Unfortunately, with the current recession still in effect as we lurch towards 2011, your career choices have become less concrete and more of a fuzzy gray area. Of the many U.S. population segments, young adults between the ages of 20-24 face some of the toughest job prospects coming out of college right now. With an 18.2 percent unemployment rate, diminished wages and benefits, and entry-level positions that have been expanded to include middle management responsibilities (due to corporate downsizing), it's not exactly shocking to learn that me and many of my classmates are questioning our current career trajectories.

Too many graduates (myself included) have long fed into the notion that your first position out of college will be exactly the right fit and lead you down a logical career progression that ultimately results in your "dream job." But the reality is, we should be adapting our expectations and looking at our first job (if we can even find one to begin with) as merely a stepping stone that offers up the ability to build valuable skills and capital in the interim.

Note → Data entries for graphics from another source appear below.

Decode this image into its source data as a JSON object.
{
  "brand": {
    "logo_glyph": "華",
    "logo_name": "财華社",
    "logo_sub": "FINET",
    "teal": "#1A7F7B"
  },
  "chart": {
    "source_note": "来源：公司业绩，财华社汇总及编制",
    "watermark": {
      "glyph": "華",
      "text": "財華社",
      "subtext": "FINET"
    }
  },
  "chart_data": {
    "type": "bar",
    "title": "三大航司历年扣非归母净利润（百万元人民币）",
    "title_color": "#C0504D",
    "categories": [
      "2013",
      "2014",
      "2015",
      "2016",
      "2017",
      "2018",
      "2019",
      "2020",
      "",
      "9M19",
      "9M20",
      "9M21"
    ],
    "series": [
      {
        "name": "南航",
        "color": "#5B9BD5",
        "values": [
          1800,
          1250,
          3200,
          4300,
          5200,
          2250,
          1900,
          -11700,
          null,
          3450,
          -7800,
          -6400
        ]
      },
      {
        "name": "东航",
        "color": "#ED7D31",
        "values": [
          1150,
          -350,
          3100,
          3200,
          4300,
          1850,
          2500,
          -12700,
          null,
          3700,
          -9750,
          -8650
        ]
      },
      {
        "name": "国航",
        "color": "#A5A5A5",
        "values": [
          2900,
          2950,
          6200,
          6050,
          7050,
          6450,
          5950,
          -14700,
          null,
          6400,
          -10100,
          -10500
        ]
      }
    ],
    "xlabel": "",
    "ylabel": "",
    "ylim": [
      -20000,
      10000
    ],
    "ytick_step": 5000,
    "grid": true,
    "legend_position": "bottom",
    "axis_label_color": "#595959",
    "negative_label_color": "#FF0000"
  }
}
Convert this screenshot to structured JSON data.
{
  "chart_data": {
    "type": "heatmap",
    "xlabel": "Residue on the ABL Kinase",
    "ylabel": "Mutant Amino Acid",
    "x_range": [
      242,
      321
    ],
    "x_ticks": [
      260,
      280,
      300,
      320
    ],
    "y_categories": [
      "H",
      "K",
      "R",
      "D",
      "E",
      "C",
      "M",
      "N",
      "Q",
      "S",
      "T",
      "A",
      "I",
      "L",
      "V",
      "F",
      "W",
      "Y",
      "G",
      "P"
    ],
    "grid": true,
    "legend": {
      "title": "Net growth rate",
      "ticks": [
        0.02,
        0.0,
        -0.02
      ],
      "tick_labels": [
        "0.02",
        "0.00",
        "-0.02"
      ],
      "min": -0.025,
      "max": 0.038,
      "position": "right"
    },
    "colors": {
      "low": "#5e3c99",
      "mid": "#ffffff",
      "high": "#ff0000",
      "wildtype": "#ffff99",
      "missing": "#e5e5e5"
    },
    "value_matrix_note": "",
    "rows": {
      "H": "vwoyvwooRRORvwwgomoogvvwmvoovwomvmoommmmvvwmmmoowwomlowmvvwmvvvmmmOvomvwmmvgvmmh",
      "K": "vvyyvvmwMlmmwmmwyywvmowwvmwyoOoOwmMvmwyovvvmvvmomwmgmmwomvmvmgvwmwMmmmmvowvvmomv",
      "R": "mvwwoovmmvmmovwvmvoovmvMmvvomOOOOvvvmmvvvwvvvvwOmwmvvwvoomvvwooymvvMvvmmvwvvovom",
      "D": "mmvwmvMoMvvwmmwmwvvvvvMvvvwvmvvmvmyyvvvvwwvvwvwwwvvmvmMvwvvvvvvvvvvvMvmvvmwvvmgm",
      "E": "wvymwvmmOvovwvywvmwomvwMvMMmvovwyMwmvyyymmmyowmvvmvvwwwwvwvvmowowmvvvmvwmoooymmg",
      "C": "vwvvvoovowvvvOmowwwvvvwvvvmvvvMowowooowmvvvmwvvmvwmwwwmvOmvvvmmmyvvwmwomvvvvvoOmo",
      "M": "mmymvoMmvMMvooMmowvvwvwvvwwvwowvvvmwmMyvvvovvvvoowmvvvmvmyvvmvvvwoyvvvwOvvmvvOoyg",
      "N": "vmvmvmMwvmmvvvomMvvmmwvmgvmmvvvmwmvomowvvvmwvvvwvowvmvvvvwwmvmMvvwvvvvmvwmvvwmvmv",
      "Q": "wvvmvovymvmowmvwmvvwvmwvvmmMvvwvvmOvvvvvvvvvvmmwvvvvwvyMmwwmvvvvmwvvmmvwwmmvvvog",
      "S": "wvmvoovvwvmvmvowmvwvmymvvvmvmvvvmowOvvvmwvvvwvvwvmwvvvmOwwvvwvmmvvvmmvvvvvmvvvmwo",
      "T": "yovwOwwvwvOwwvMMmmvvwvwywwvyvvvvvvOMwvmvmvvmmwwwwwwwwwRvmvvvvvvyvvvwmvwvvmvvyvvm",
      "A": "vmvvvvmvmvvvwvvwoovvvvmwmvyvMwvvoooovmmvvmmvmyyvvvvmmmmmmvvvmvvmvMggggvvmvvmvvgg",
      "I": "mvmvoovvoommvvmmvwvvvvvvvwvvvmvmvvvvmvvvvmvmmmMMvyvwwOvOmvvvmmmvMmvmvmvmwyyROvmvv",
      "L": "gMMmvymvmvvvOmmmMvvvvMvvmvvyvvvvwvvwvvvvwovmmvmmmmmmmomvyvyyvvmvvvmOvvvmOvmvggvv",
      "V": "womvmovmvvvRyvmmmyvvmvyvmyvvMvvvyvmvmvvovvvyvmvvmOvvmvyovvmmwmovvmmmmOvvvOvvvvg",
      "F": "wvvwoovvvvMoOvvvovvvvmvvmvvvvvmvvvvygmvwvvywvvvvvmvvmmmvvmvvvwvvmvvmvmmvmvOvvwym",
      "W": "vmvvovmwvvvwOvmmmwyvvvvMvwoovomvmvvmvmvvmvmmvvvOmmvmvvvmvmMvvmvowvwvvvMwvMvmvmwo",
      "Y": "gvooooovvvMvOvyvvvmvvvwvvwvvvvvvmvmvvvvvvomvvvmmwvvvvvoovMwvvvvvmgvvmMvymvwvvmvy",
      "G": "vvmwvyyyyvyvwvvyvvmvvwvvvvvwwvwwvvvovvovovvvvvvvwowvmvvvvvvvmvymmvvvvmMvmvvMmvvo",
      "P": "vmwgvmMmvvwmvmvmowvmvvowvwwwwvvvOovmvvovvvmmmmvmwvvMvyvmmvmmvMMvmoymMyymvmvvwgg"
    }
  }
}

In May, two weeks shy of graduation and my twenty-second birthday, I thought I found my dream job. I accepted a position as an editor for a major online news source, packed up my belongings, and moved to a new city to start my life as working adult.

Within weeks I soon discovered MY dream did not include 50-hour work weeks, low pay, major stress, and limited benefits. I was exhausted, discouraged, and extremely disillusioned. I was all for paying my dues, but at what cost? Was this what I ultimately saw myself doing for the rest of my life?

It was only after I put my job in the right perspective that I came to recognize that it held value in the fact that it afforded me numerous contacts that could lead me to a position that was more in sync with MY idea of success - not the one that had been dictated to me by my school and society as whole.

I didn't view myself as a quitter, more so a realist who had taken advantage of an opportunity that was presented to me, worked hard to prove myself, and ultimately discovered there was no shame in switching gears and finding something that was better fit for me both personally and financially. It wasn't really about following a set career path - it was about finding the right job RIGHT NOW.

My experiences with my first job taught me that the goals you set need to be yours and yours alone. Look inside yourself for answers, and don't focus so much on what you see yourself doing ten years down the road, but rather what you can accomplish in the present. If you need money to pay off your school loans, take the position that pays the most. If you want to relocate, go where the jobs are - not where it's most convenient.

Dream jobs are exactly that - dreams - they won't necessarily be where you end up in life, but will most likely help shape your career in the long run. Take every single job experience for what it is - an experience. There is no shame in going off the path, just in assuming the right path will automatically find you once you graduate.